On 13 January I wrote a post concerning the pending tax measures on the ballot for vote later this month. After having seen a couple of TV ads supporting the measures I can say that the best argument against voting for these initiatives is that the proponents of these measures can’t support them on the merits.

The primary message of both of the ads is that someone will pay more (but probably not you). In one of the ads much is made of the state minimum corporate income tax of $10, and the ad copy is written in such a way as to imply that companies such as Nike are paying $10 a year in income tax. In another ad the copy states that companies making less than $500,000/year and families making less than $250,000/yr. won’t see a tax increase.

Well, gee.

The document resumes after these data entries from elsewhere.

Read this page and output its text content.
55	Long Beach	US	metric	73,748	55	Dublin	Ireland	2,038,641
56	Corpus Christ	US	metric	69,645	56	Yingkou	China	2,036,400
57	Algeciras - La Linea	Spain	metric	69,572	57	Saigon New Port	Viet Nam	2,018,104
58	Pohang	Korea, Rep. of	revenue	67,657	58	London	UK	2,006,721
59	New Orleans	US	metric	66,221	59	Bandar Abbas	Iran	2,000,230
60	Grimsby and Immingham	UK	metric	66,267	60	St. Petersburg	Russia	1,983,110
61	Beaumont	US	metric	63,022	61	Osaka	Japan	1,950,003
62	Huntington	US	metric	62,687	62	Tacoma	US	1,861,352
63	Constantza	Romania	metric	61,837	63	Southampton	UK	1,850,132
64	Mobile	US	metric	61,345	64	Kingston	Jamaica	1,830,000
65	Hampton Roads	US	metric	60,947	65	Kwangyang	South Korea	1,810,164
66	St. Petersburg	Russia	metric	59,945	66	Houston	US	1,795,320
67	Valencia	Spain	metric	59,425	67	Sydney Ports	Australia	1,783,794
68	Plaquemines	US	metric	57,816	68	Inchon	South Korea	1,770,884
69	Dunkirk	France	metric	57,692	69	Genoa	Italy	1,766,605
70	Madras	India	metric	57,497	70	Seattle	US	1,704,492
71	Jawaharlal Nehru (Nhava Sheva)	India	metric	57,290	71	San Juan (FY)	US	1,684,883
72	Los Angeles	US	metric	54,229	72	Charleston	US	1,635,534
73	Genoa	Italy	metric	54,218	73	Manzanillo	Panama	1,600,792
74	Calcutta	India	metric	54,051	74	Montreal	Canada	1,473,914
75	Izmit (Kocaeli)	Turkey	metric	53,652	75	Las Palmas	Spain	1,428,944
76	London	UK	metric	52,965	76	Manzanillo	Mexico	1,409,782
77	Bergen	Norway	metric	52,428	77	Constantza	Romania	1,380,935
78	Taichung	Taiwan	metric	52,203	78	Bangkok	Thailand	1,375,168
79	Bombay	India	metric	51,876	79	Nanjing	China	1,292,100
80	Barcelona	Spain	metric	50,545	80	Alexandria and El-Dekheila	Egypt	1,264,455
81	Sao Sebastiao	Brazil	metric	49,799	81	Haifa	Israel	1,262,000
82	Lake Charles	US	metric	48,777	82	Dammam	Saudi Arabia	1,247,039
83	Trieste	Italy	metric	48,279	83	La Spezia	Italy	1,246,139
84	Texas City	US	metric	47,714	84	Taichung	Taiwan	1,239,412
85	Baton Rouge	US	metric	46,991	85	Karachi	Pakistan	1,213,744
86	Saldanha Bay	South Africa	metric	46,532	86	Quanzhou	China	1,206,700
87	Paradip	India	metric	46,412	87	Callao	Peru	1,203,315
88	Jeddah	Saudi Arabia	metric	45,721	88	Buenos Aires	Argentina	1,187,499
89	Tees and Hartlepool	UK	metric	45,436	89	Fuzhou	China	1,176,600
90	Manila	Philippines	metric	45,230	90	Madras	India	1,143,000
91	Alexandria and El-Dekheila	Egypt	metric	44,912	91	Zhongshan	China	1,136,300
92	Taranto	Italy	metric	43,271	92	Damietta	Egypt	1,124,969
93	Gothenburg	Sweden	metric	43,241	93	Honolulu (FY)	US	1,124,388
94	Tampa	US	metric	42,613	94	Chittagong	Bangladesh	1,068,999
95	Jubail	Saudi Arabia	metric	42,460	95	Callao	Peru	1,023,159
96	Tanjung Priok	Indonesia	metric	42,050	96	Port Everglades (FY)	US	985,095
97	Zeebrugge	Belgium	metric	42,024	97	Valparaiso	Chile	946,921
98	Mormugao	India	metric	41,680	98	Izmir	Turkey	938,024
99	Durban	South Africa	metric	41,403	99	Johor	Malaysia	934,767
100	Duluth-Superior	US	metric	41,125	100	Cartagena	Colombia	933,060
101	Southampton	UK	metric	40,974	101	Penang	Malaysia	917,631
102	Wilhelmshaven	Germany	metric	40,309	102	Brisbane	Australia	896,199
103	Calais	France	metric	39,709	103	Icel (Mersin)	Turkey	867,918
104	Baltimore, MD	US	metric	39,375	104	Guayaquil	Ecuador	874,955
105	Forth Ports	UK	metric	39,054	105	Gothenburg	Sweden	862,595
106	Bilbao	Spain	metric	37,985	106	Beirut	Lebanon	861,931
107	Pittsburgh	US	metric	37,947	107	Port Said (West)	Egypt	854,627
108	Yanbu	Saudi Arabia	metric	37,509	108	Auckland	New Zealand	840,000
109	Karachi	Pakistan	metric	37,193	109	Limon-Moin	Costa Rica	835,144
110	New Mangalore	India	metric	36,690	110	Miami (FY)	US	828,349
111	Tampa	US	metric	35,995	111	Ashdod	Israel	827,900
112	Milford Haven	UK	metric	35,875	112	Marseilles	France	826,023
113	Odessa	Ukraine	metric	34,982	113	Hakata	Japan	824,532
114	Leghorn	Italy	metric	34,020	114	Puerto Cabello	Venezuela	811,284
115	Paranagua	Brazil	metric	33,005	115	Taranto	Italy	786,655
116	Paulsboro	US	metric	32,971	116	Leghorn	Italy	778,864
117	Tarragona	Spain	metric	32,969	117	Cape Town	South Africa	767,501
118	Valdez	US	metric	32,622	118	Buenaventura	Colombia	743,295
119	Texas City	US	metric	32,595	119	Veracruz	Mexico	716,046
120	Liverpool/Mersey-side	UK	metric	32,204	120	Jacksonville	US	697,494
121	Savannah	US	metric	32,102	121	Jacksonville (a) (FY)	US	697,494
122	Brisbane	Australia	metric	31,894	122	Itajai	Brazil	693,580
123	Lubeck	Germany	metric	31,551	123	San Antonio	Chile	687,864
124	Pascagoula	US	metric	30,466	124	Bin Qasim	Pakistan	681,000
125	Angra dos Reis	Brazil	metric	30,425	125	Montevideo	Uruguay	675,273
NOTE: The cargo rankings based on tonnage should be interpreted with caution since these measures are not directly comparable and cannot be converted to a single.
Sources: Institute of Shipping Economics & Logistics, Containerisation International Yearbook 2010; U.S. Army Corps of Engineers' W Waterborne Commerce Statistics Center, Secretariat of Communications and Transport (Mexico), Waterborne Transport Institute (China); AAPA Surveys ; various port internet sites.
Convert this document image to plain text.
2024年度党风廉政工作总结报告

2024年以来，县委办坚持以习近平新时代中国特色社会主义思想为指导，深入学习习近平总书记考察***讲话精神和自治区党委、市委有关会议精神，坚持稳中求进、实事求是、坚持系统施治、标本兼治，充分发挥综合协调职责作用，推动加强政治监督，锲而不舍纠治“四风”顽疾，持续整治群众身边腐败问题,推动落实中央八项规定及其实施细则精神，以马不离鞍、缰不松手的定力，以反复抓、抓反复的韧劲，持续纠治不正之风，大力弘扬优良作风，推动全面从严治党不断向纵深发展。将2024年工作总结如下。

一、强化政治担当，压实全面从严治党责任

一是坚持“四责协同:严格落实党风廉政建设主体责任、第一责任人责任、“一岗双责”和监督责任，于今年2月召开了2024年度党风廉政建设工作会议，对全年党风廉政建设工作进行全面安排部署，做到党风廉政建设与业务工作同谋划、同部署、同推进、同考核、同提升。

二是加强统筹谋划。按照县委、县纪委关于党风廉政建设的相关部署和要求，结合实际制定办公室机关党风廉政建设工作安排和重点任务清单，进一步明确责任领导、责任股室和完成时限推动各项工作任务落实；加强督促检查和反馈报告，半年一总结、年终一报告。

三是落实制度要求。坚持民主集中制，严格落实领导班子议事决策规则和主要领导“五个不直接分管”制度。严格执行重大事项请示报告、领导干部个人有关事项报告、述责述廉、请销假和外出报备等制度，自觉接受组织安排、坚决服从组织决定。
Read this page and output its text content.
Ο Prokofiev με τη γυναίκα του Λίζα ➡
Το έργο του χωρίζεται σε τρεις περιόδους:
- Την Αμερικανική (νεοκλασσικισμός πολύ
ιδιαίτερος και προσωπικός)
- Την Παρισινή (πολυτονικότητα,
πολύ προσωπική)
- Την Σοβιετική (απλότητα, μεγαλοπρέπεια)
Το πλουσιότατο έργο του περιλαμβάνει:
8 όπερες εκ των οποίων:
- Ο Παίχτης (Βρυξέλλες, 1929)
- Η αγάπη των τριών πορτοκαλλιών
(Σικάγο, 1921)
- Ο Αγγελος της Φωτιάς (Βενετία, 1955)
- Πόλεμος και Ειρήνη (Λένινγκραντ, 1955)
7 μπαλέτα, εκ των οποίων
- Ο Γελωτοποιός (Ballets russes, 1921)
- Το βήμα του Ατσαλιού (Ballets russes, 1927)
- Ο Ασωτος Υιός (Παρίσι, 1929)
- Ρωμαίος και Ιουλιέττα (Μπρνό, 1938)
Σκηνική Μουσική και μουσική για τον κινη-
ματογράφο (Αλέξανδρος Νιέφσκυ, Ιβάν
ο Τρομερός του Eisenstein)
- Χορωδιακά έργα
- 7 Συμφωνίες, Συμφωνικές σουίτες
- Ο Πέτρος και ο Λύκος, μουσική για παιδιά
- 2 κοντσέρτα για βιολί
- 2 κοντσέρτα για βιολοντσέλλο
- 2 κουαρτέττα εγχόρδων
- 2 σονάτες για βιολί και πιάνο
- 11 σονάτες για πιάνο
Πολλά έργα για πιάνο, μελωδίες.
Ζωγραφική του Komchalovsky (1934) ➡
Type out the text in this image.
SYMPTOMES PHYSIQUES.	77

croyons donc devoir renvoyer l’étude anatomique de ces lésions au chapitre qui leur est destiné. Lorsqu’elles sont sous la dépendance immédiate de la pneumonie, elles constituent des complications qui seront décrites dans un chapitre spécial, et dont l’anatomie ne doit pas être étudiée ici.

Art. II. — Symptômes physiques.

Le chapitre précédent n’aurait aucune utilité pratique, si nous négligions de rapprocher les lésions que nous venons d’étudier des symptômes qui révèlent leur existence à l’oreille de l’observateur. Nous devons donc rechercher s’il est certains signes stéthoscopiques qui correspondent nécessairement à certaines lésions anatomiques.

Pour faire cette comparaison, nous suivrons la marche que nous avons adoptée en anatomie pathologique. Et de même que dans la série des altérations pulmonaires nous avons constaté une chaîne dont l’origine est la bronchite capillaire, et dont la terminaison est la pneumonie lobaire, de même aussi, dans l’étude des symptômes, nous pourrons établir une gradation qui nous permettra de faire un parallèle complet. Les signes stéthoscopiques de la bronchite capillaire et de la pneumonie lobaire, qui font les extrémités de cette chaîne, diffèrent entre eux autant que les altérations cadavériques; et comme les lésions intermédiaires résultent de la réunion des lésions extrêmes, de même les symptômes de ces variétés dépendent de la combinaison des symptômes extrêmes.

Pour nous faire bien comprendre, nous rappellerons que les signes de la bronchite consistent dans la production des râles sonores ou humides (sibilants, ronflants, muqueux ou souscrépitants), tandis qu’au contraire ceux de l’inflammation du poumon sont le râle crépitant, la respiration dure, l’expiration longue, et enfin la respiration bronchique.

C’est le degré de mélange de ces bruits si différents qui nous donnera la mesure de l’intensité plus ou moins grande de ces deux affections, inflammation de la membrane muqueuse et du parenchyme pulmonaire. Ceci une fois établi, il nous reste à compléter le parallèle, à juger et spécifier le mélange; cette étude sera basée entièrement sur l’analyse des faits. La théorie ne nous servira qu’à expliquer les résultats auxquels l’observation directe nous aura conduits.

What if I decide to start a business and, human nature being what it is, I want to make the business a success. Keeping in mind that the ‘trigger’ numbers for the tax increase are gross, not net, it doesn’t require much of a stretch of the imagination to see where even a modestly successful business might gross more than half a million a year, I’ve worked for several firms that employed fewer than ten people that grossed that much and more.

None of the ads I have seen mentions what the additional tax revenue is for or what performance metrics might be employed (hah!). The whole argument seems to be “Give us some more money! Because , uh, well; Don’t worry about it! Just give us some more money!” There is not even the illusion of argument on the merits, which naturally makes one wonder if there is an argument to be made. One of the tenants of rhetoric is that you make your strongest argument first. When the best argument that the proponents of these measure can make is that you (probably) won’t have to pay anything, that’s pretty weak sauce.

The other, and much more serious, effect is that the proposed tax increases are permanent and not indexed for inflation. This might not seem like such a big deal when you’re 19 and making $20,000/yr., but who knows where you’ll be in 30 or 40 years. A lot can and probably will change in that time. Politicians and social busybodies count on this sort of short-sightedness. So if you vote for a tax increase on ‘the rich’ and ‘evil corporations’ and then a few decades later find yourself complaining about your taxes, well, go look in the mirror.